L’allongement de la durée de cotisation est probablement plus acceptable si elle est étalée dans le temps, comme la loi de 2003 l’a déjà engagé. Elle permettrait de remettre un peu d’équilibre dans la pyramide des âges entre la population dite « active » et la population inactive ou pensionnée.

Si on était dans un monde raisonnable, face à l’allongement spectaculaire de la durée de la vie humaine, fixer un âge légal de la retraite a-t-il encore un sens ? Ne pourrait-on pas imaginer que chacun ait le droit de travailler aussi longtemps qu’il veut et que si un employeur veut licencier, l’indemnité de licenciement serait décroissante à partir d’un certain âge ? Puisqu’il est légal aujourd’hui, dans notre pays, de pouvoir travailler jusqu’à 70 ans, pourquoi ne pas donner une liberté totale.

Cela pourrait s’accompagner d’un seul système de retraite universel sur les mêmes bases pour tous et par points avec d’éventuels coefficients correcteurs en rapport avec la pénibilité, la maladie, le chômage... Ce serait juste, souple et surtout équitable, chacun se constituant le niveau de sa pension en fonction de son tempérament.

Ce système par points existe déjà : c’est celui utilisé par les régimes complémentaires.
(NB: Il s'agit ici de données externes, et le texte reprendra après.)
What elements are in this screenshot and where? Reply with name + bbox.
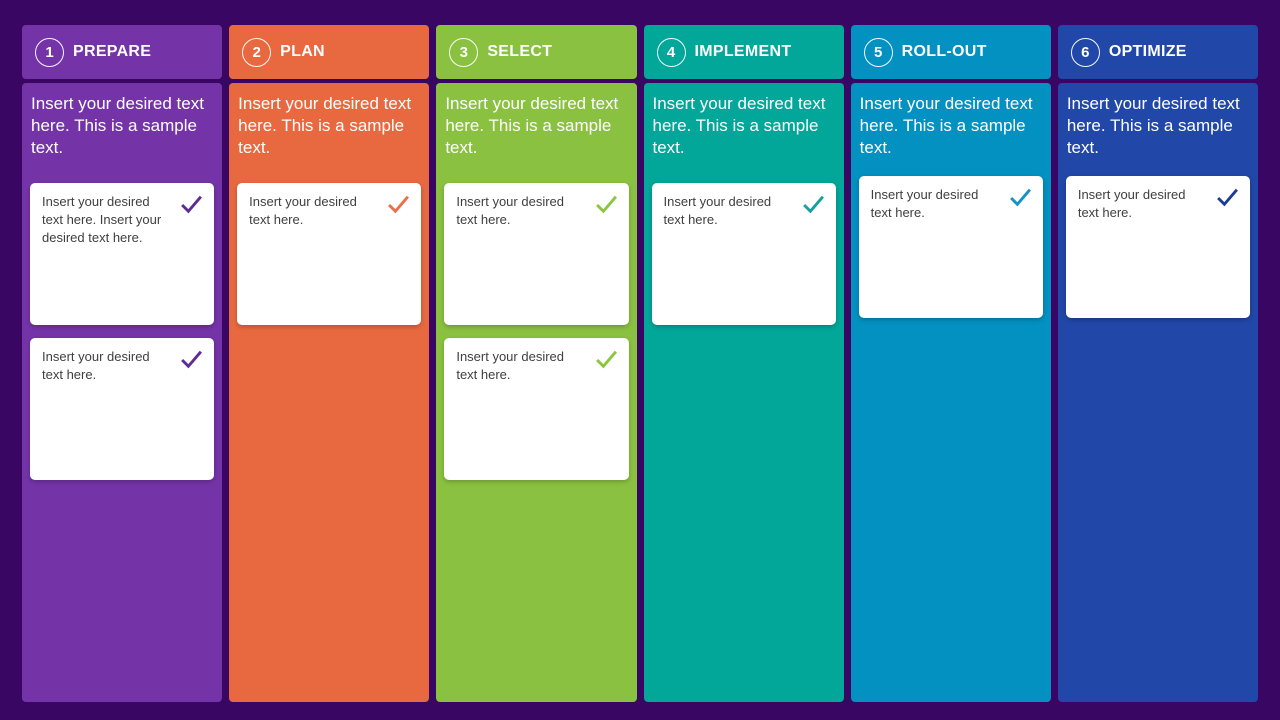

Si eux savent le faire, il doit être possible de le transposer en régime général. Est-ce utopique ? Non ! D’ailleurs c’est à quelque chose qui y ressemble que pense François Chérèque. Et pourtant ce projet est exposé aussi par Claude Bébéar dans "Les Echos".
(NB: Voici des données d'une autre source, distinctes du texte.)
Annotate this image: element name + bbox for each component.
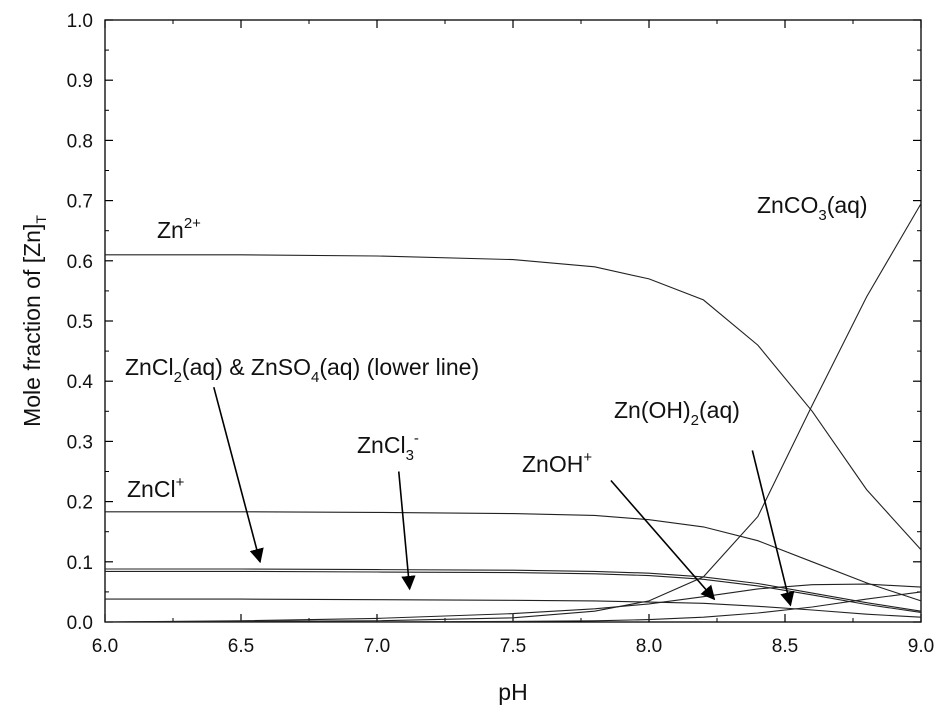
series-line-znoh xyxy=(104,583,922,623)
annotation-znco3: ZnCO3(aq) xyxy=(757,192,868,224)
y-tick-label: 0.3 xyxy=(67,432,93,453)
series-line-znso4-aq xyxy=(105,570,922,613)
arrow-zncl2 xyxy=(213,387,264,564)
annotation-arrows xyxy=(213,387,795,607)
series-line-zncl3 xyxy=(105,598,922,618)
annotation-text-part: 3 xyxy=(406,447,414,464)
annotation-text-part: 2 xyxy=(174,369,182,386)
annotation-text-part: 2 xyxy=(691,412,699,429)
arrow-znoh2 xyxy=(751,450,795,607)
annotation-text-part: ZnCl xyxy=(125,354,174,380)
x-tick-label: 8.5 xyxy=(772,636,798,657)
annotation-text-part: - xyxy=(414,430,419,447)
annotation-text-part: ZnCl xyxy=(127,476,176,502)
series-line-znco3-aq xyxy=(104,203,922,623)
y-tick-label: 0.8 xyxy=(67,131,93,152)
x-tick-label: 6.5 xyxy=(228,636,254,657)
annotation-text-part: (aq) (lower line) xyxy=(319,354,479,380)
arrow-znoh xyxy=(610,480,716,601)
y-tick-label: 0.6 xyxy=(67,252,93,273)
x-tick-label: 7.5 xyxy=(500,636,526,657)
series-line-zn-oh-2-aq xyxy=(105,591,922,623)
series-line-zn2 xyxy=(105,254,922,551)
series-line-zncl2-aq xyxy=(105,568,922,612)
annotation-text-part: + xyxy=(176,474,185,491)
annotation-text-part: ZnCl xyxy=(357,432,406,458)
annotation-text-part: Zn(OH) xyxy=(614,397,691,423)
annotation-text-part: ZnOH xyxy=(522,451,583,477)
annotation-zncl: ZnCl+ xyxy=(127,474,185,502)
annotation-text-part: 3 xyxy=(818,207,826,224)
annotation-text-part: 4 xyxy=(311,369,319,386)
x-tick-label: 6.0 xyxy=(92,636,118,657)
annotation-text-part: Zn xyxy=(157,217,184,243)
y-axis-title-subscript: T xyxy=(33,215,49,224)
y-tick-label: 0.9 xyxy=(67,71,93,92)
x-axis-title: pH xyxy=(498,679,527,705)
y-tick-label: 0.0 xyxy=(67,613,93,634)
y-axis-title: Mole fraction of [Zn]T xyxy=(19,215,49,427)
x-tick-label: 8.0 xyxy=(636,636,662,657)
annotation-znoh2: Zn(OH)2(aq) xyxy=(614,397,740,429)
annotation-text-part: + xyxy=(583,449,592,466)
annotation-text-part: 2+ xyxy=(184,215,201,232)
y-tick-label: 0.7 xyxy=(67,192,93,213)
series-lines xyxy=(104,203,922,623)
x-axis-ticks: 6.0 6.5 7.0 7.5 8.0 8.5 9.0 xyxy=(92,20,934,657)
y-axis-title-main: Mole fraction of [Zn] xyxy=(19,224,45,427)
series-line-zncl xyxy=(105,511,922,602)
plot-frame xyxy=(104,19,922,623)
arrow-zncl3 xyxy=(397,471,416,591)
annotation-znoh: ZnOH+ xyxy=(522,449,592,477)
annotations: Zn2+ZnCO3(aq)ZnCl2(aq) & ZnSO4(aq) (lowe… xyxy=(125,192,868,502)
x-tick-label: 7.0 xyxy=(364,636,390,657)
annotation-text-part: (aq) xyxy=(827,192,868,218)
annotation-zncl2: ZnCl2(aq) & ZnSO4(aq) (lower line) xyxy=(125,354,479,386)
y-tick-label: 0.5 xyxy=(67,312,93,333)
y-tick-label: 0.2 xyxy=(67,493,93,514)
annotation-text-part: ZnCO xyxy=(757,192,818,218)
y-tick-label: 1.0 xyxy=(67,11,93,32)
y-tick-label: 0.4 xyxy=(67,372,94,393)
annotation-text-part: (aq) & ZnSO xyxy=(182,354,311,380)
annotation-zncl3: ZnCl3- xyxy=(357,430,419,464)
annotation-text-part: (aq) xyxy=(699,397,740,423)
x-tick-label: 9.0 xyxy=(908,636,934,657)
annotation-zn2: Zn2+ xyxy=(157,215,201,243)
y-axis-ticks: 0.0 0.1 0.2 0.3 0.4 0.5 0.6 0.7 0.8 0.9 1.0 xyxy=(67,11,921,634)
y-tick-label: 0.1 xyxy=(67,553,93,574)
La souplesse d’un tel système, assorti de tous ses paramètres sociaux, aurait le mérite d’enterrer « la guerre de l’âge ». Resteraient à définir la valeur du point, le calcul de l’éventuelle indemnité de licenciement et à se mettre d’accord sur la table de mortalité utilisée….
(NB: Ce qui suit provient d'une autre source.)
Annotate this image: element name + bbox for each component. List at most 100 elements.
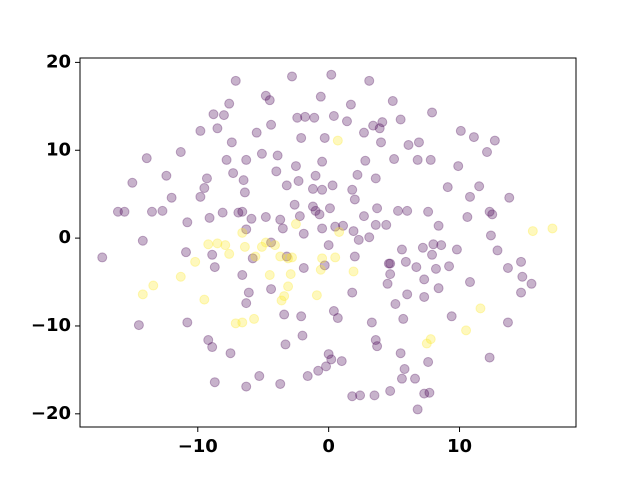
scatter-point (355, 390, 366, 401)
scatter-point (347, 391, 358, 402)
scatter-point (364, 232, 375, 243)
scatter-point (485, 230, 496, 241)
scatter-point (446, 311, 457, 322)
scatter-point (146, 206, 157, 217)
scatter-point (208, 109, 219, 120)
scatter-point (148, 280, 159, 291)
scatter-point (237, 227, 248, 238)
scatter-point (237, 270, 248, 281)
scatter-point (330, 252, 341, 263)
scatter-point (377, 117, 388, 128)
scatter-point (419, 388, 430, 399)
scatter-point (372, 341, 383, 352)
scatter-point (230, 75, 241, 86)
scatter-point (423, 356, 434, 367)
scatter-point (317, 223, 328, 234)
scatter-point (296, 132, 307, 143)
scatter-point (119, 206, 130, 217)
scatter-point (276, 295, 287, 306)
scatter-point (264, 270, 275, 281)
scatter-point (249, 313, 260, 324)
scatter-point (364, 75, 375, 86)
scatter-point (290, 219, 301, 230)
scatter-point (366, 317, 377, 328)
scatter-point (175, 271, 186, 282)
scatter-point (423, 206, 434, 217)
scatter-point (241, 381, 252, 392)
scatter-point (374, 123, 385, 134)
scatter-point (323, 349, 334, 360)
scatter-point (285, 269, 296, 280)
scatter-point (241, 224, 252, 235)
scatter-point (338, 220, 349, 231)
scatter-point (385, 269, 396, 280)
scatter-point (266, 237, 277, 248)
scatter-point (482, 147, 493, 158)
scatter-point (283, 281, 294, 292)
scatter-point (462, 212, 473, 223)
scatter-point (221, 154, 232, 165)
scatter-point (358, 211, 369, 222)
x-tick-label: 0 (322, 436, 335, 457)
scatter-point (310, 205, 321, 216)
scatter-point (207, 342, 218, 353)
scatter-point (133, 320, 144, 331)
scatter-point (381, 219, 392, 230)
scatter-point (389, 154, 400, 165)
scatter-point (526, 278, 537, 289)
scatter-point (383, 258, 394, 269)
scatter-point (279, 309, 290, 320)
scatter-point (370, 173, 381, 184)
scatter-point (275, 214, 286, 225)
scatter-point (352, 169, 363, 180)
scatter-point (237, 206, 248, 217)
scatter-point (425, 334, 436, 345)
scatter-point (314, 209, 325, 220)
scatter-point (260, 90, 271, 101)
scatter-point (484, 206, 495, 217)
scatter-point (412, 154, 423, 165)
scatter-point (224, 98, 235, 109)
scatter-point (97, 252, 108, 263)
scatter-point (203, 239, 214, 250)
scatter-point (419, 274, 430, 285)
scatter-point (272, 150, 283, 161)
scatter-point (436, 240, 447, 251)
scatter-point (309, 112, 320, 123)
scatter-point (430, 263, 441, 274)
scatter-point (195, 125, 206, 136)
scatter-point (370, 335, 381, 346)
scatter-point (424, 387, 435, 398)
scatter-point (181, 247, 192, 258)
scatter-point (324, 203, 335, 214)
scatter-point (141, 153, 152, 164)
scatter-point (502, 262, 513, 273)
scatter-point (287, 252, 298, 263)
scatter-point (347, 287, 358, 298)
scatter-point (302, 371, 313, 382)
scatter-point (385, 258, 396, 269)
scatter-point (387, 96, 398, 107)
scatter-point (474, 181, 485, 192)
scatter-point (323, 240, 334, 251)
scatter-point (412, 404, 423, 415)
y-tick-label: −20 (31, 403, 71, 424)
scatter-point (453, 161, 464, 172)
scatter-point (319, 260, 330, 271)
scatter-point (427, 249, 438, 260)
scatter-point (226, 137, 237, 148)
scatter-point (433, 220, 444, 231)
scatter-point (315, 264, 326, 275)
scatter-point (402, 205, 413, 216)
scatter-point (218, 110, 229, 121)
scatter-point (489, 135, 500, 146)
scatter-point (396, 244, 407, 255)
scatter-point (369, 390, 380, 401)
scatter-point (461, 325, 472, 336)
scatter-point (317, 156, 328, 167)
scatter-point (332, 135, 343, 146)
scatter-point (413, 137, 424, 148)
scatter-point (464, 191, 475, 202)
scatter-point (547, 223, 558, 234)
Demain : dernier volet, La "Finance" en ligne de mire...


Commentaires

ARSOUILLE

"Mais c’est politiquement difficile. D’abord l’opinion a du mal à comprendre cet effort par comparaison avec la génération actuelle qui en profite pleinement dans des conditions optimales pour un grand nombre, de santé et de niveau de vie. L’âge d’or des retraités nuit à la perception des mesures drastiques qu’il faut pendre. " Ces retraités ne pourraient-ils pas être sollicités ?
C'est de leur faute s'il n'y a pas assez d'actifs ou de travail !(je plaisante !) Seuls les futurs retraités et leurs enfants devraient être solidaires, au nom des avantages acquis ?
Les retraités fonctionnaires bénéficieraient des règles de calcul anciennes et les nouveaux feraient ceinture ! C'est bien de trouver des solutions mais en cas de famine, on se serre la ceinture avec les autres. Sauf, bien sûr, pendant la guerre avec le marché noir.